It took Hunt a second to sort it out. Then his dark eyes widened. “Oh fuck. Really?” She didn’t fail to note his glance to her legs—between them. The way his eyes seemed to darken further, something within them sharpening. “Wouldn’t that hurt?”
“I didn’t want to find out.”
Hunt shook his head, and she wondered if he was unsure whether to cringe or laugh. But the light had come back to his eyes. “No more vamps after that?”
“Definitely not. He claimed the finest pleasure was always edged in pain, but I showed him the door.”
Hunt grunted his approval. Bryce knew she probably shouldn’t, but asked carefully, “You still have a thing for Shahar?”
A muscle feathered in his jaw. He scanned the skies. “Until the day I die.”
No longing or sorrow graced the words, but she still wasn’t entirely sure what to do with the dropping sensation in her stomach.
Hunt’s eyes slid to hers at last. Bleak and lightless. “I don’t see how I can move on from loving her when she gave up everything for me. For the cause.” He shook his head. “Every time I hook up, I remember it.”
“Ah.” No arguing with that. Anything she said against it would sound selfish and whiny. And maybe she was dumb, for letting herself read into his leg touching hers or the way he’d looked at her at the shooting range or coaxed her through her panic or any of it.
He was staring at her. As if seeing all of that. His throat bobbed. “Quinlan, that isn’t to say that I’m not—”

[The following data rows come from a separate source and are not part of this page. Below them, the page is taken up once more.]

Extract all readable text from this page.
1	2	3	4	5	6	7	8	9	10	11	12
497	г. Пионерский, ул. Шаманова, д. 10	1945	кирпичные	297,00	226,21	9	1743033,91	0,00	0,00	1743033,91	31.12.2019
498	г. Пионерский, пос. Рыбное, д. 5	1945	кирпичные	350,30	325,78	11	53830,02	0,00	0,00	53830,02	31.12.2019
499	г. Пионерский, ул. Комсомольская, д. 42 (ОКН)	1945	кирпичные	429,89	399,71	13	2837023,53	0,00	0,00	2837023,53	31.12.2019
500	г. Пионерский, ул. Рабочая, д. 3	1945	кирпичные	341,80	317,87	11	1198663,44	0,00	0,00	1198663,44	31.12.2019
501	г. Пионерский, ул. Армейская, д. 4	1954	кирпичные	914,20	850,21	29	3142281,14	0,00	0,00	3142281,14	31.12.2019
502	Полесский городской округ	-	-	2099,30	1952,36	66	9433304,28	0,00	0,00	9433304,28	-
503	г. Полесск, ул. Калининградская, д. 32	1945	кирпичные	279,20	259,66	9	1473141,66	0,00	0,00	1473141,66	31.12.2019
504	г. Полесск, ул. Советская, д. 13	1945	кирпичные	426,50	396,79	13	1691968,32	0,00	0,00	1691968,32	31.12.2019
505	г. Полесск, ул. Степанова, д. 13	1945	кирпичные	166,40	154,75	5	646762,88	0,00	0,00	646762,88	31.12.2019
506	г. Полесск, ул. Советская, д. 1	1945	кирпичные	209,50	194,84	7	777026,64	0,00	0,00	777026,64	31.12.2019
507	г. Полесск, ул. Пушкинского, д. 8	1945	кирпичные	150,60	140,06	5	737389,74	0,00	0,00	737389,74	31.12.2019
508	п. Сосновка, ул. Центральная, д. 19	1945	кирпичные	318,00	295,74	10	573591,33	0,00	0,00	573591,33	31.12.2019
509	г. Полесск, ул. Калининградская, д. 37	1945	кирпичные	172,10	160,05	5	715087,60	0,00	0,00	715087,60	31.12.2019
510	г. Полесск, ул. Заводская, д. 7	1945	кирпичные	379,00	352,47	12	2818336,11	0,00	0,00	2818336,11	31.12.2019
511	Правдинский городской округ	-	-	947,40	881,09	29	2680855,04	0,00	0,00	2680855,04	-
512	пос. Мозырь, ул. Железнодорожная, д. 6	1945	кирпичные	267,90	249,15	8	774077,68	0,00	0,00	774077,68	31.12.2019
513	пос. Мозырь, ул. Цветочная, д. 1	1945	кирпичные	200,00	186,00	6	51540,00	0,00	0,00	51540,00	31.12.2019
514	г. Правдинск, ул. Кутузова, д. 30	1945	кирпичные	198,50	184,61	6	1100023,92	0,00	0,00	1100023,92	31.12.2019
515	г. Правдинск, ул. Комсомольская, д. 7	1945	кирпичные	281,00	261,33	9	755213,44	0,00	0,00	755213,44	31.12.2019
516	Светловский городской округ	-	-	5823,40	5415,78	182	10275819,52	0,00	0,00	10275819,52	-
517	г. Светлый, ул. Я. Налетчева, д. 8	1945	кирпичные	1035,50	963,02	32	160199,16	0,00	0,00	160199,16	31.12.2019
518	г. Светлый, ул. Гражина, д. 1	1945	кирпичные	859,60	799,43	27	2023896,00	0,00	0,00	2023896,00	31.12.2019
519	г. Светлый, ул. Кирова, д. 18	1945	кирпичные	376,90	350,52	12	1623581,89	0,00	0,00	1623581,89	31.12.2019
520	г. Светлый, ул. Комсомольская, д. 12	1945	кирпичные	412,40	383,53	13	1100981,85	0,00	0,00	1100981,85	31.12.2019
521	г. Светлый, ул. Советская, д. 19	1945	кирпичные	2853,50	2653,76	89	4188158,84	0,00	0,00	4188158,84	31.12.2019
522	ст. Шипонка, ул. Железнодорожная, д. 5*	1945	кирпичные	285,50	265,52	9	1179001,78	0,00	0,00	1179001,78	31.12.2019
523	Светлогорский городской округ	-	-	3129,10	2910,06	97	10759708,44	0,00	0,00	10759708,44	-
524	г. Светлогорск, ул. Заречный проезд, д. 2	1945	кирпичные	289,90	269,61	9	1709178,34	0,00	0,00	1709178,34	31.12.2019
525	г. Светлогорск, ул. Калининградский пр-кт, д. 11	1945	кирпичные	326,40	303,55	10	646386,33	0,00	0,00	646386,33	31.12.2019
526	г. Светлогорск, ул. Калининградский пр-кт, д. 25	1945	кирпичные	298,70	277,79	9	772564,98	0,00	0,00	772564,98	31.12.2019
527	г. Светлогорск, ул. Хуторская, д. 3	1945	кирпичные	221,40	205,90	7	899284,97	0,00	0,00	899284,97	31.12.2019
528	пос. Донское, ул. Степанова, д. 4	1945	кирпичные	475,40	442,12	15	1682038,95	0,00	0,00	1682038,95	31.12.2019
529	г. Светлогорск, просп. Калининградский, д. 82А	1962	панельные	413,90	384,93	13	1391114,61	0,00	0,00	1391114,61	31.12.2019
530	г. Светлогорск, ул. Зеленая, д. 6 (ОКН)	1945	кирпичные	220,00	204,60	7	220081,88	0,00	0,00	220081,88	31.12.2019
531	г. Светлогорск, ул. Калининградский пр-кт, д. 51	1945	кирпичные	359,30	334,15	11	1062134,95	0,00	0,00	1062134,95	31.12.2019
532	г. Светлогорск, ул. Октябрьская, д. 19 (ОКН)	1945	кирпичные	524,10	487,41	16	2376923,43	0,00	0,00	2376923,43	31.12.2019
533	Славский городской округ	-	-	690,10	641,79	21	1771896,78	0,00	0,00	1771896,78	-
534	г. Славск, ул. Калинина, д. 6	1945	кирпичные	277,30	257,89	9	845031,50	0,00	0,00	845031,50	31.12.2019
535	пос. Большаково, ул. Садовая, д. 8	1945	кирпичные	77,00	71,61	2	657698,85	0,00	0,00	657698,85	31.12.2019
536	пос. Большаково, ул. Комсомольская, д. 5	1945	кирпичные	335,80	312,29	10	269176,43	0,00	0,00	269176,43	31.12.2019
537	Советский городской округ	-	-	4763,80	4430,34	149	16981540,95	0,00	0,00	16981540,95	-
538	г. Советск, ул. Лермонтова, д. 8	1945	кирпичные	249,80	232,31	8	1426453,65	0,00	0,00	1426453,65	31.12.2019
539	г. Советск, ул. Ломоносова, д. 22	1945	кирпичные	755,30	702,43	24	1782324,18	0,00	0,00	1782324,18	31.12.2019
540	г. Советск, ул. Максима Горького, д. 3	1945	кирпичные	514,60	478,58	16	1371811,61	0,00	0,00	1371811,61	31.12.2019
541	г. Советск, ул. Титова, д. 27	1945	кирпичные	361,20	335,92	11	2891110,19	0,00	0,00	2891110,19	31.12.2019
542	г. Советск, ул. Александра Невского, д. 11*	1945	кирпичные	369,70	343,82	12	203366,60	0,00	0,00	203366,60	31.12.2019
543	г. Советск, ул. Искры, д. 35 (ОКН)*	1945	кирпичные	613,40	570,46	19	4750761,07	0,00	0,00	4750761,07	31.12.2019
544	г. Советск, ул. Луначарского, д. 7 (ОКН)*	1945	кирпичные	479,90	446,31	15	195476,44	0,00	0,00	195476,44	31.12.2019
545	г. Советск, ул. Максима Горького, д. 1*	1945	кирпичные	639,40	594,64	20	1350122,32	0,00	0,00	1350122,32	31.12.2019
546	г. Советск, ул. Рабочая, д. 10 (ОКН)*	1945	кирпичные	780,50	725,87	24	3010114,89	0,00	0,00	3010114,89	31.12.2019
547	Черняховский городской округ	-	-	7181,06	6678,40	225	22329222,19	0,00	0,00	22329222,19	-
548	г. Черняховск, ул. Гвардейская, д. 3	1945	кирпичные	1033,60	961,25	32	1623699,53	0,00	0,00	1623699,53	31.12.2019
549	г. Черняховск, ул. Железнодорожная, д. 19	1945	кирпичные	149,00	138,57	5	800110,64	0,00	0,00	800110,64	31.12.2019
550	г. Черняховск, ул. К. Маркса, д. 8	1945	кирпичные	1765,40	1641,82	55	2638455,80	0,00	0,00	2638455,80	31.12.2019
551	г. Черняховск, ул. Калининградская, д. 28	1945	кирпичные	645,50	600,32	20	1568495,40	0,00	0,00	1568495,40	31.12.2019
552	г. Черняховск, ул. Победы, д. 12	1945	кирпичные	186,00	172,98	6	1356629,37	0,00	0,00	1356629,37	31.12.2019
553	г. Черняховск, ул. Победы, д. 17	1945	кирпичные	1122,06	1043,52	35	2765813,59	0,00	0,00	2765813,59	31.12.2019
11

His words were cut off by a cluster of people approaching from the other end of the street.
She glimpsed silvery blond hair and couldn’t breathe. Hunt swore. “Let’s get airborne—”
But Sabine had spotted them. Her narrow, pale face twisted in a snarl.
Bryce hated the shaking that overtook her hands. The trembling in her knees.
Hunt warned Sabine, “Keep moving, Fendyr.”
Sabine ignored him. Her stare was like being pelted with shards of ice. “I heard you’ve been showing your face again,” she seethed at Bryce. “Where the fuck is my sword, Quinlan?”
Bryce couldn’t think of anything to say, any retort or explanation. She just let Hunt lead her past Sabine, the angel a veritable wall of muscle between them.
Hunt’s hand rested on Bryce’s back as he nudged her along. “Let’s go.”
“Stupid slut,” Sabine hissed, spitting at Bryce’s feet as she passed.
Hunt stiffened, a growl slipping out, but Bryce gripped his arm in a silent plea to let it go.
His teeth gleamed as he bared them over a shoulder at Sabine, but Bryce whispered, “Please.”
He scanned her face, mouth opening to object. She made them keep walking, even as Sabine’s sneer branded itself into her back.
“Please,” Bryce whispered again.
His chest heaved, as if it took every bit of effort to reel in his rage, but he faced forward. Sabine’s low, smug laugh rippled toward them.
Hunt’s body locked up, and Bryce squeezed his arm tighter, misery coiling around her gut.
Maybe he scented it, maybe he read it on her face, but Hunt’s steps evened out. His hand again warmed her lower back, a steady presence as they walked, finally crossing the street.
They were halfway across Main when Hunt scooped her into his arms, not saying a word as he launched into the brisk skies.
She leaned her head against his chest. Let the wind drown out the roaring in her mind.
They landed on the roof of her building five minutes later, and she would have gone right down to the apartment had he not gripped her arm to stop her.
Hunt again scanned her face. Her eyes.
Us, he’d said earlier. A unit. A team. A two-person pack.
Hunt’s wings shifted slightly in the wind off the Istros. “We’re going to find whoever is behind all this, Bryce. I promise.”
And for some reason, she believed him.
She was brushing her teeth when her phone rang.
Declan Emmet.
She spat out her toothpaste before answering. “Hi.”
“You still have my number saved? I’m touched, B.”
“Yeah, yeah, yeah. What’s up?”
“I found something interesting in the footage. The taxpaying residents of this city should revolt at how their money’s being blown on second-rate analysts instead of people like me.”
Bryce padded into the hall, then into the great room—then to Hunt’s door. She knocked on it once, and said to Declan, “Are you going to tell me or just gloat about it?”